Since Darwin's death, Dawkins points out, the evidence confirming his discovery has piled up and up and up, many thousand feet above the point of dispute. And yet heroically, many still dispute it. They're like couch potatoes watching Finding Nemo on DVD who've suffered some kind of brain haemorrhage which has led them to believe the story they're watching is real, that their screen is filled with water and talking fish, and that that's all there is to reality - just them and that screen and Nemo - and when you run into the room and point out the DVD player and the cables connecting it to the screen, and you open the windows and point outside and describe how overwhelming the real world is - when you do all that, it only spooks them. So they go on believing in Nemo, with gritted teeth if necessary.

Why do they do that? Well the alternative -- a.k.a. reality -- is not so...nice.

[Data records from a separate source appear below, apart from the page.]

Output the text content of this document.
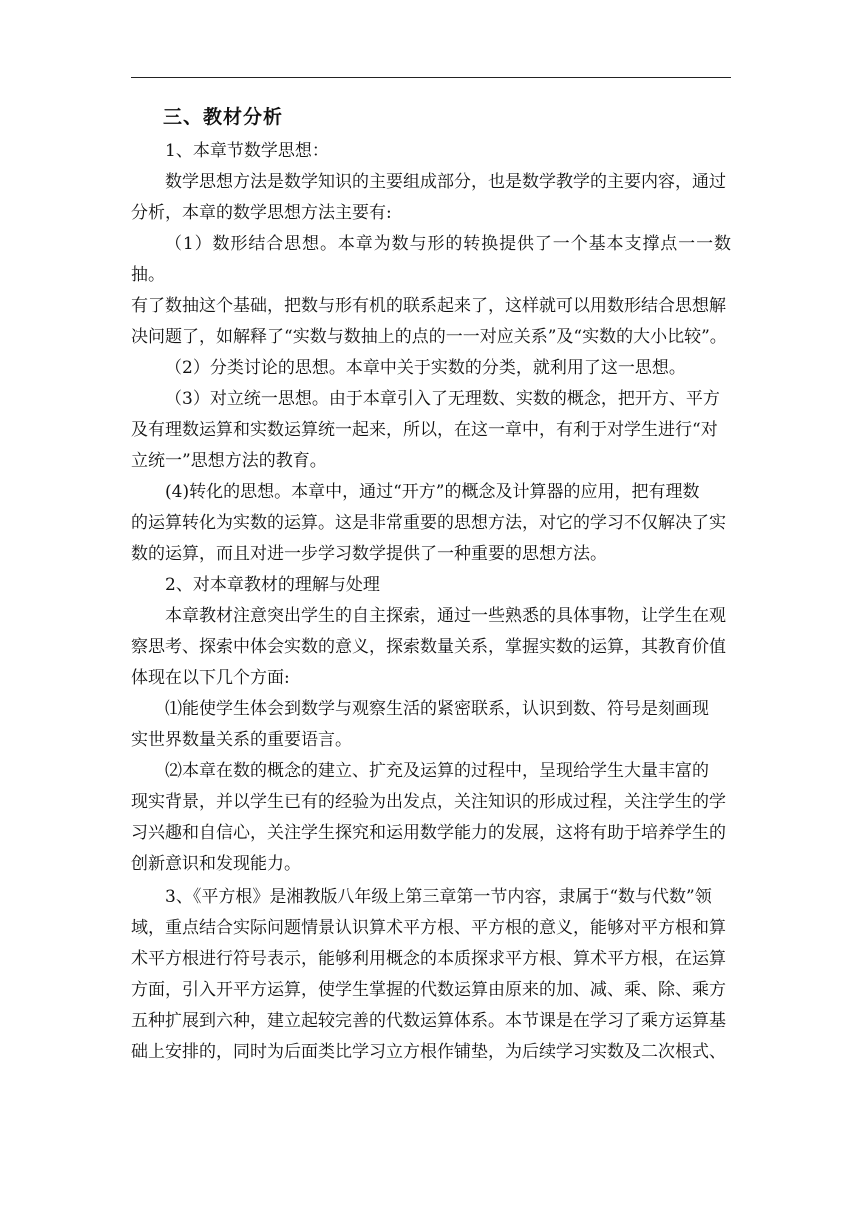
三、教材分析

1、本章节数学思想：

数学思想方法是数学知识的主要组成部分，也是数学教学的主要内容，通过
分析，本章的数学思想方法主要有:

（1）数形结合思想。本章为数与形的转换提供了一个基本支撑点一一数抽。
有了数抽这个基础，把数与形有机的联系起来了，这样就可以用数形结合思想解
决问题了，如解释了“实数与数抽上的点的一一对应关系”及“实数的大小比较”。

（2）分类讨论的思想。本章中关于实数的分类，就利用了这一思想。

（3）对立统一思想。由于本章引入了无理数、实数的概念，把开方、平方
及有理数运算和实数运算统一起来，所以，在这一章中，有利于对学生进行“对
立统一”思想方法的教育。

(4)转化的思想。本章中，通过“开方”的概念及计算器的应用，把有理数
的运算转化为实数的运算。这是非常重要的思想方法，对它的学习不仅解决了实
数的运算，而且对进一步学习数学提供了一种重要的思想方法。

2、对本章教材的理解与处理

本章教材注意突出学生的自主探索，通过一些熟悉的具体事物，让学生在观
察思考、探索中体会实数的意义，探索数量关系，掌握实数的运算，其教育价值
体现在以下几个方面:

⑴能使学生体会到数学与观察生活的紧密联系，认识到数、符号是刻画现
实世界数量关系的重要语言。

⑵本章在数的概念的建立、扩充及运算的过程中，呈现给学生大量丰富的
现实背景，并以学生已有的经验为出发点，关注知识的形成过程，关注学生的学
习兴趣和自信心，关注学生探究和运用数学能力的发展，这将有助于培养学生的
创新意识和发现能力。

3、《平方根》是湘教版八年级上第三章第一节内容，隶属于“数与代数”领
域，重点结合实际问题情景认识算术平方根、平方根的意义，能够对平方根和算
术平方根进行符号表示，能够利用概念的本质探求平方根、算术平方根，在运算
方面，引入开平方运算，使学生掌握的代数运算由原来的加、减、乘、除、乘方
五种扩展到六种，建立起较完善的代数运算体系。本节课是在学习了乘方运算基
础上安排的，同时为后面类比学习立方根作铺垫，为后续学习实数及二次根式、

As Dawkins says: "The total amount of suffering in the natural world is beyond all decent contemplation. During the minute it takes me to say these words, thousands of animals are running for their lives, whimpering with fear, feeling teeth sink into their throats. Thousands are dying from starvation or disease or feeling a parasite rasping away from within. There is no central authority; no safety net. For most animals the reality of life is struggling, suffering and death."

Not that there aren't, of course, many much more pleasant things in life for some animals. A few of which we've blogged about recently, such as...um...well, art, Denny's, heavy metal and zoology museums.

And I think we may just have to include Charlie Brooker among them as well.

1 comment:

Anonymous said...

Oh yes, Mr. Brooker definitely gets my vote as someone to buoy you up as we all swirl around together in the cesspit of life... I missed that particular column of his, thanks for pointing it out.